Now you will deploy the built app.

1. Locate the dist folder in your file explorer

Section titled “1. Locate the dist folder in your file explorer”
  1. In the File Explorer, open your lesson-27 project folder.
  2. Confirm that the dist folder exists and contains index.html and an assets folder.
  1. With the Netlify deploy drop zone visible in your browser, drag the dist folder itself from your file system onto the drop area.
  2. Netlify will upload the contents and start the deployment process.
  3. Wait until Netlify shows that the site has been deployed.

Netlify will generate a random site name (for example, sparkling-forest-12345.netlify.app). You can rename it later if you want.

  1. Click the generated site URL in the Netlify dashboard.
  2. Verify that your app loads in the browser.
  3. Click around and confirm that the app behaves the same as it did when you ran npm run preview locally.

If something is broken, go back to the steps above and check:

  • Did you run npm run build after your last code changes?
  • Did you drag the dist folder, not the entire project folder?
  • Does the dist/index.html file exist and work when previewed locally?

Work through the following steps to deploy your Assignment 4 production build when you’re ready. Ask for help if you get stuck.

  1. Navigate to your assignment 4 project directory.
  2. Run npm run build to generate a production build.
  3. Inspect the dist folder and confirm that it contains index.html and an assets folder.
  4. Sign in to Netlify.
  5. Use the manual drag and drop flow demonstrated above to deploy the dist folder.
  6. Open your live Netlify URL and confirm the app works.
  7. Submit your deployed URL through the method your instructor specifies (include the URL at the top of the assignment README.md file).
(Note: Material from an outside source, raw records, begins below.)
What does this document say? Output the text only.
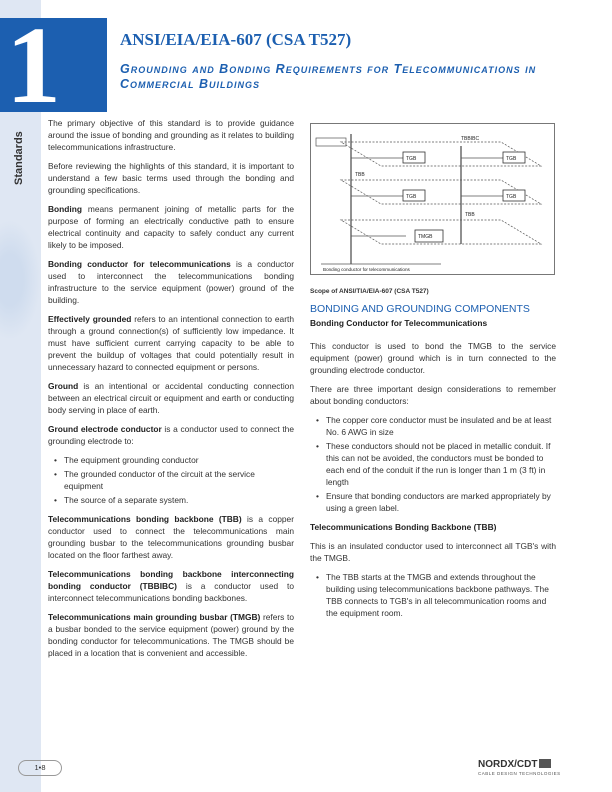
1	ANSI/EIA/EIA-607 (CSA T527)
Grounding and Bonding Requirements for Telecommunications in Commercial Buildings
Standards

The primary objective of this standard is to provide guidance around the issue of bonding and grounding as it relates to building telecommunications infrastructure.

Before reviewing the highlights of this standard, it is important to understand a few basic terms used through the bonding and grounding specifications.

Bonding means permanent joining of metallic parts for the purpose of forming an electrically conductive path to ensure electrical continuity and capacity to safely conduct any current likely to be imposed.

Bonding conductor for telecommunications is a conductor used to interconnect the telecommunications bonding infrastructure to the service equipment (power) ground of the building.

Effectively grounded refers to an intentional connection to earth through a ground connection(s) of sufficiently low impedance. It must have sufficient current carrying capacity to be able to prevent the buildup of voltages that could potentially result in unnecessary hazard to connected equipment or persons.

Ground is an intentional or accidental conducting connection between an electrical circuit or equipment and earth or conducting body serving in place of earth.

Ground electrode conductor is a conductor used to connect the grounding electrode to:

• The equipment grounding conductor
• The grounded conductor of the circuit at the service equipment
• The source of a separate system.

Telecommunications bonding backbone (TBB) is a copper conductor used to connect the telecommunications main grounding busbar to the telecommunications grounding busbar located on the floor farthest away.

Telecommunications bonding backbone interconnecting bonding conductor (TBBIBC) is a conductor used to interconnect telecommunications bonding backbones.

Telecommunications main grounding busbar (TMGB) refers to a busbar bonded to the service equipment (power) ground by the bonding conductor for telecommunications. The TMGB should be placed in a location that is convenient and accessible.

TBBIBC
TGB	TGB
TGB	TGB
TBB
TBB
TMGB
Bonding conductor for telecommunications
Scope of ANSI/TIA/EIA-607 (CSA T527)
BONDING AND GROUNDING COMPONENTS
Bonding Conductor for Telecommunications

This conductor is used to bond the TMGB to the service equipment (power) ground which is in turn connected to the grounding electrode conductor.

There are three important design considerations to remember about bonding conductors:

• The copper core conductor must be insulated and be at least No. 6 AWG in size
• These conductors should not be placed in metallic conduit. If this can not be avoided, the conductors must be bonded to each end of the conduit if the run is longer than 1 m (3 ft) in length
• Ensure that bonding conductors are marked appropriately by using a green label.

Telecommunications Bonding Backbone (TBB)

This is an insulated conductor used to interconnect all TGB's with the TMGB.

• The TBB starts at the TMGB and extends throughout the building using telecommunications backbone pathways. The TBB connects to TGB's in all telecommunication rooms and the equipment room.
1•8	NORDX/CDT
CABLE DESIGN TECHNOLOGIES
If you finish early, try one or more of these:

  • Change and redeploy Make a small visible change in the app (for example, text in a heading), run npm run build again, and redeploy the updated dist folder. Confirm that the change appears on your Netlify site.
  • Custom site name In the Netlify project configuration, rename your site to something more meaningful instead of the random default name.
  • Preview vs dev Compare how the app behaves and loads when running npm run dev versus npm run preview and your Netlify deployment.